Understanding SAFEs and Priced Equity Rounds: Fundraising and Investors
Hatched by Kazuki Nakayashiki
Sep 29, 2023
6 min read
14 views
Understanding SAFEs and Priced Equity Rounds: Fundraising and Investors
In the world of startups and fundraising, there are various terms and agreements that entrepreneurs need to understand. Two common terms are SAFEs (Simple Agreement for Future Equity) and priced equity rounds. Let's delve deeper into these concepts and explore how they relate to fundraising, investors, and legal considerations.
A SAFE is a type of investment agreement that allows investors to provide funding to a startup in exchange for future equity. Unlike convertible notes, SAFEs do not accrue interest or have a maturity date. Instead, when the startup raises a priced equity round, the SAFEs convert into shares based on the terms negotiated with the lead investor. This means that the SAFE holders will receive the same price per share as the priced round investors.
One important distinction to note is that SAFEs are not considered debt. Instead, they represent an investment in the company's future success. When a startup raises funding through SAFEs, the pre-money valuation (the value of the company before the investment) plus the amount raised equals the post-money valuation (the value of the company after the investment).
There are different types of SAFEs available, each with its own unique features. The most common type is the valuation cap only, which sets a maximum valuation at which the SAFE will convert into shares. This ensures that the SAFE holders receive a fixed percentage of the company, regardless of its future valuation. Another type is the uncapped SAFE, which does not have a predetermined valuation cap. Instead, it allows the investor to piggyback on the terms negotiated with other investors in future rounds. Additionally, there is a variant of the uncapped SAFE called the most favored nation clause, which grants the investor the best terms negotiated by other investors.
It is important for entrepreneurs to keep track of the amount raised through SAFEs and ensure that it aligns with their overall fundraising strategy. Typically, the option pool (the percentage of the company's equity set aside for employee stock options) is around 10% but may increase to 15%. Anything beyond that is considered non-standard. By understanding the dynamics of SAFEs and their impact on dilution, founders can make informed decisions about their fundraising strategy.
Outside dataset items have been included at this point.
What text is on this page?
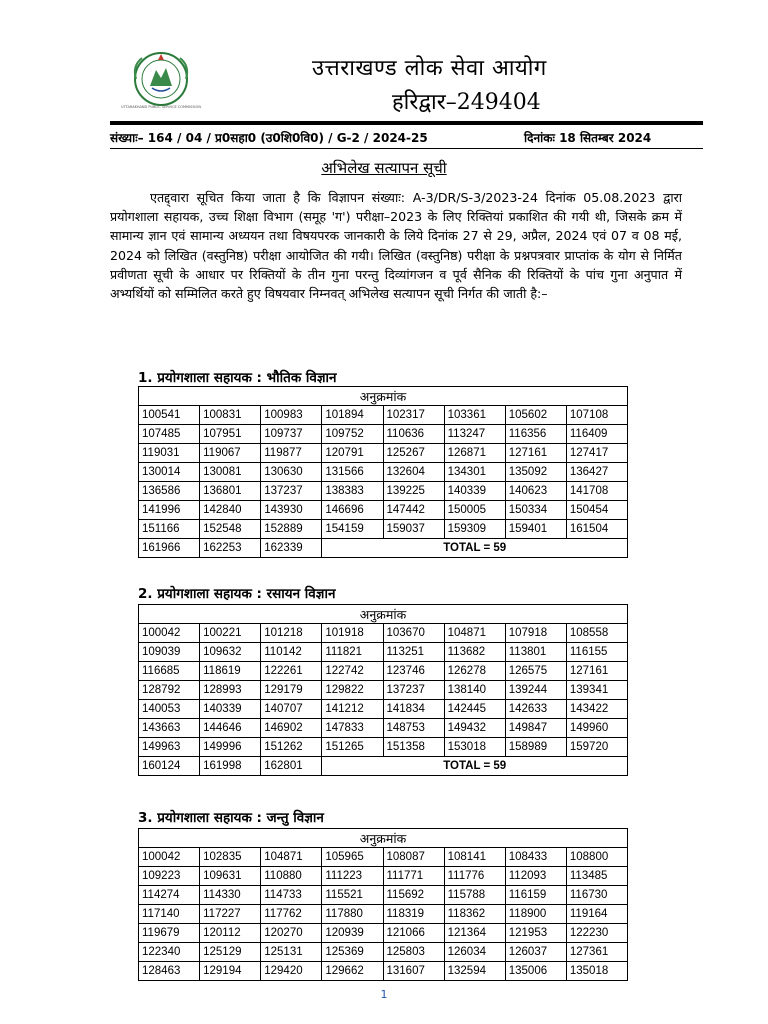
UTTARAKHAND PUBLIC SERVICE COMMISSION
उत्तराखण्ड लोक सेवा आयोग
हरिद्वार–249404
संख्याः– 164 / 04 / प्र0सहा0 (उ0शि0वि0) / G-2 / 2024-25	दिनांकः 18 सितम्बर 2024
अभिलेख सत्यापन सूची

एतद्द्वारा सूचित किया जाता है कि विज्ञापन संख्याः: A-3/DR/S-3/2023-24 दिनांक 05.08.2023 द्वारा प्रयोगशाला सहायक, उच्च शिक्षा विभाग (समूह 'ग') परीक्षा–2023 के लिए रिक्तियां प्रकाशित की गयी थी, जिसके क्रम में सामान्य ज्ञान एवं सामान्य अध्ययन तथा विषयपरक जानकारी के लिये दिनांक 27 से 29, अप्रैल, 2024 एवं 07 व 08 मई, 2024 को लिखित (वस्तुनिष्ठ) परीक्षा आयोजित की गयी। लिखित (वस्तुनिष्ठ) परीक्षा के प्रश्नपत्रवार प्राप्तांक के योग से निर्मित प्रवीणता सूची के आधार पर रिक्तियों के तीन गुना परन्तु दिव्यांगजन व पूर्व सैनिक की रिक्तियों के पांच गुना अनुपात में अभ्यर्थियों को सम्मिलित करते हुए विषयवार निम्नवत् अभिलेख सत्यापन सूची निर्गत की जाती है:–

1. प्रयोगशाला सहायक : भौतिक विज्ञान
अनुक्रमांक							
100541	100831	100983	101894	102317	103361	105602	107108
107485	107951	109737	109752	110636	113247	116356	116409
119031	119067	119877	120791	125267	126871	127161	127417
130014	130081	130630	131566	132604	134301	135092	136427
136586	136801	137237	138383	139225	140339	140623	141708
141996	142840	143930	146696	147442	150005	150334	150454
151166	152548	152889	154159	159037	159309	159401	161504
161966	162253	162339	TOTAL = 59				
2. प्रयोगशाला सहायक : रसायन विज्ञान
अनुक्रमांक							
100042	100221	101218	101918	103670	104871	107918	108558
109039	109632	110142	111821	113251	113682	113801	116155
116685	118619	122261	122742	123746	126278	126575	127161
128792	128993	129179	129822	137237	138140	139244	139341
140053	140339	140707	141212	141834	142445	142633	143422
143663	144646	146902	147833	148753	149432	149847	149960
149963	149996	151262	151265	151358	153018	158989	159720
160124	161998	162801	TOTAL = 59				
3. प्रयोगशाला सहायक : जन्तु विज्ञान
अनुक्रमांक							
100042	102835	104871	105965	108087	108141	108433	108800
109223	109631	110880	111223	111771	111776	112093	113485
114274	114330	114733	115521	115692	115788	116159	116730
117140	117227	117762	117880	118319	118362	118900	119164
119679	120112	120270	120939	121066	121364	121953	122230
122340	125129	125131	125369	125803	126034	126037	127361
128463	129194	129420	129662	131607	132594	135006	135018
1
When a startup moves from SAFEs to a priced equity round, several things occur. First, the SAFEs convert into shares based on the agreed terms. Then, an option pool is either increased or created if it doesn't already exist. Finally, new investors come on board and invest in the company. It's worth noting that when new investors calculate their price per share, they include the shares from the conversion of the SAFEs. This means that even though SAFEs are referred to as post-money SAFEs, they are included in the pre-money calculation for the priced round.